CATERINE. PINART.

CVIII

LE ROY A Mr DE LA MOTHE FÉNÉLON.

des XXIIIe et XXVe jours de juing 1572.—

Affaires d'Écosse.—Négociation du mariage.—Départ des seigneurs anglais qui avaient été envoyés en France pour complimenter le roi.—Présens qui leur ont été faits.

. . . . . . . . . . . . . . . . . . . . . . . . . . . ordre pour le faict du dict païs d'Escosse et ez mains de qui sera randu le chasteau de Humes, d'aultant que j'estime que ceux du chasteau de Lislebourg ne le pourroient pas garder, à present, en l'estat qu'ilz sont. De le mettre aussy ez mains de ceux de l'aultre parti, ce seroit desfavoriser les dictz de Lislebourg, et estre cause de les désespérer et qu'ilz s'endurciroient et irriteroient davantage les uns contre les aultres. D'aultre part, il fault aussy que la Royne d'Angleterre vuide ses mains selon nostre traicté. Voylà pourquoy il est très nécessaire de cercher promptement quelque bon expédient, pendant qu'estes de delà, pour appaiser les troubles d'Escosse et accorder les subjectz sur le faict de l'administration des affaires du dict païs. Et cepandant je croy qu'il ne sera que bon que le dict chasteau de Humes soit mis ez mains et en la charge de quelque escossois, riche, sage et très bien affectionné à la paix du dict pays, qui se choisira avec l'advis du sieur Du Croc; à qui il sera bon que en escriviés pour nous en mander son opinion.

Je luy en escris aussy un mot que je vous prie luy faire tenir avec voz lettres, quand luy escrirés; vous priant, au demeurant, de vous employer, avec toutes les dextérités et moyens que penserés que pourront servir, au mariage de la Royne d'Angleterre avec mon frère le Duc d'Alençon, affin que je puisse estre résollu du tout, avant que partiés pour venir de deçà; car il importe, pour mon servisse et pour le bien de mes affaires, qu'il y soit mis fin promptement sans en laisser tirer à la longue la négotiation, comme peut estre il adviendroit si vous n'y pourvoyés ainsi que je desire et veux que fassiés et qu'il vous sera aisé; car s'en retournans à présent d'ici ces seigneurs anglois si contentz qu'ilz sont, et monstrants de desirer bien fort que le mariage se fasse avec mon dict frère le Duc d'Alençon, qu'ilz ont pour ce fort agréable, je ne double pas qu'ils ne fassent, par lettre et en personne, quand ilz seront de retour de delà, à ceste occasion, tous bons offices envers leur dicte Maistresse et envers ses principaux ministres aussy.

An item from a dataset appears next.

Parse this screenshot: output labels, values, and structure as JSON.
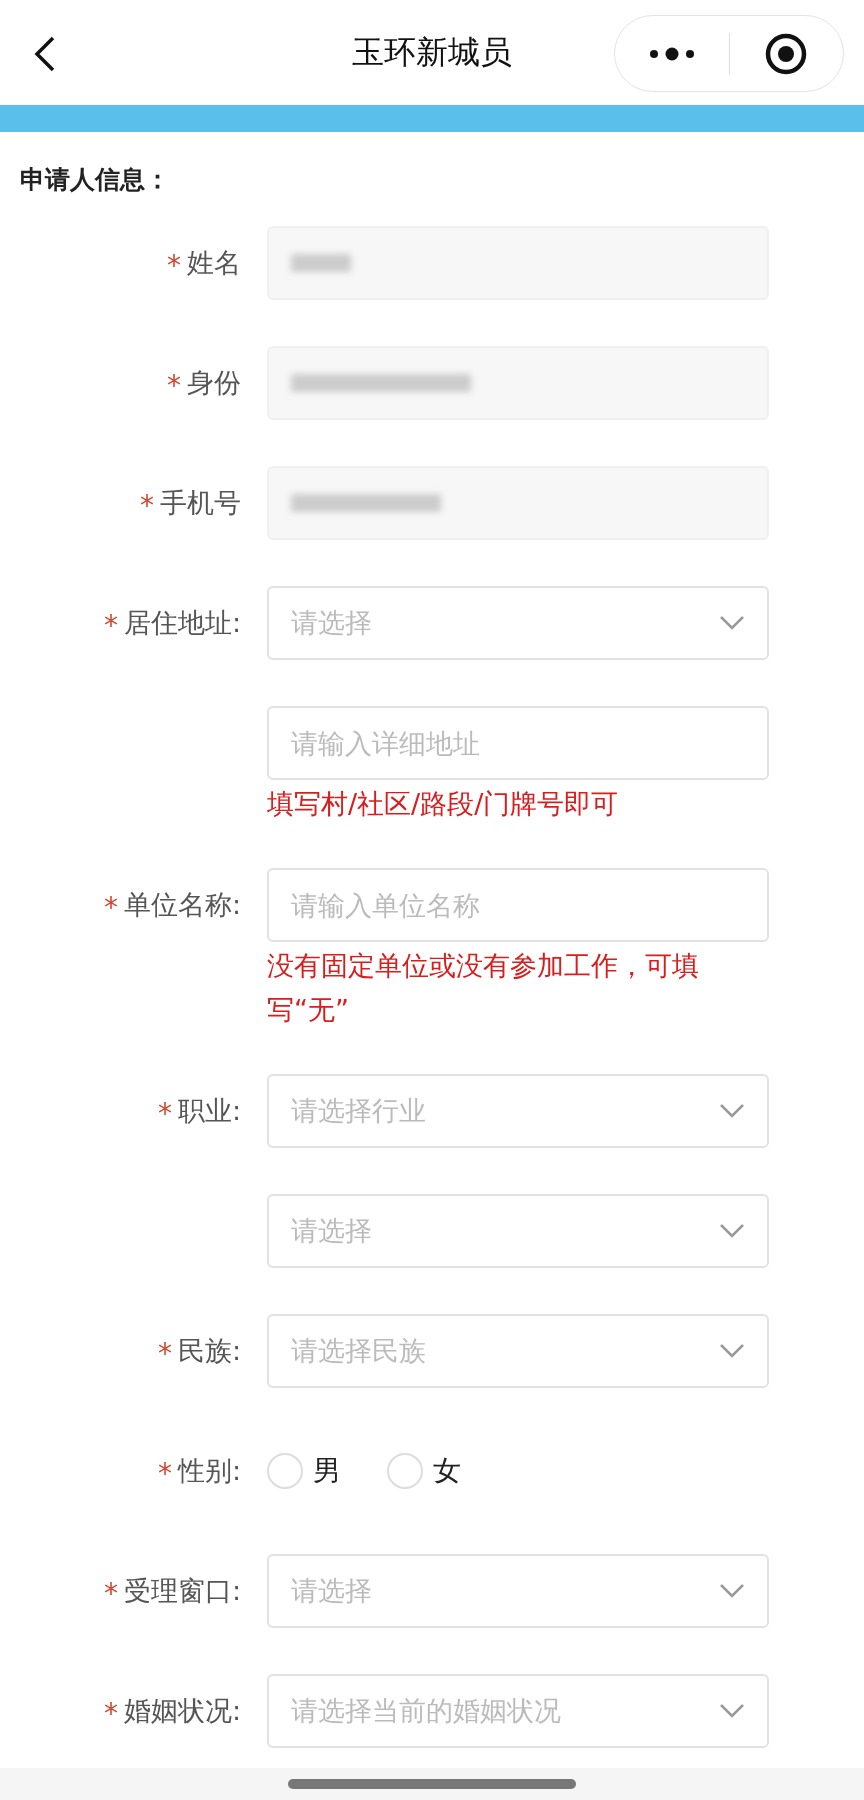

Ils doibvent partir ce jourdhuy, et a esté donné ordre qu'ilz seront accompaignés et conduicts fort honnorablement et accommodés de tout ce qu'il leur faudra jusques à Bouloigne, estant aussy mon cousin le duc de Longueville et le sieur de Piennes bien advertis pour cest effaict, de sorte qu'il ne leur manquera rien; et m'asseure qu'ilz se loueront bien fort du bon traictement qu'ilz auront eu par deçà. J'ay faict présent au Sr comte de Lincoln d'un fort beau buffet d'environ de la valleur de douze mille livres, au dict Smith d'un aultre d'environ mille escus, et au dict Walsingam d'un aultre d'environ deux mille livres, oultre les présentz qu'ilz eurent dernièrement. Je fais donner aussy, mais c'est sans aulcune cérémonie, au Sr de Mildemor et vice admiral, à chascun une cheine de six cens escus; et si, fairay servir le nefveu du comte de Lestre de gentilhomme de ma chambre, et sera tousjours bien vollontiers veu, pendant qu'il sera icy, pour l'amour du dict sieur comte son oncle.

Estant ce que, pour ceste heure, je vous puis escrire si ce n'est pour vous dire qu'il sera besoin qu'advertissiés souvent les Srs Du Croc et Vérac de ce que vous fairés pour le costé d'Escosse, affin qu'ilz asseurent ceux de Lislebourg et ceux aussi de l'autre parti, et que chascun cognoisse pareillement que ce que je fais et desire en cella n'est que pour establir, s'il est possible, la paix et repos en Escosse; priant Dieu, etc.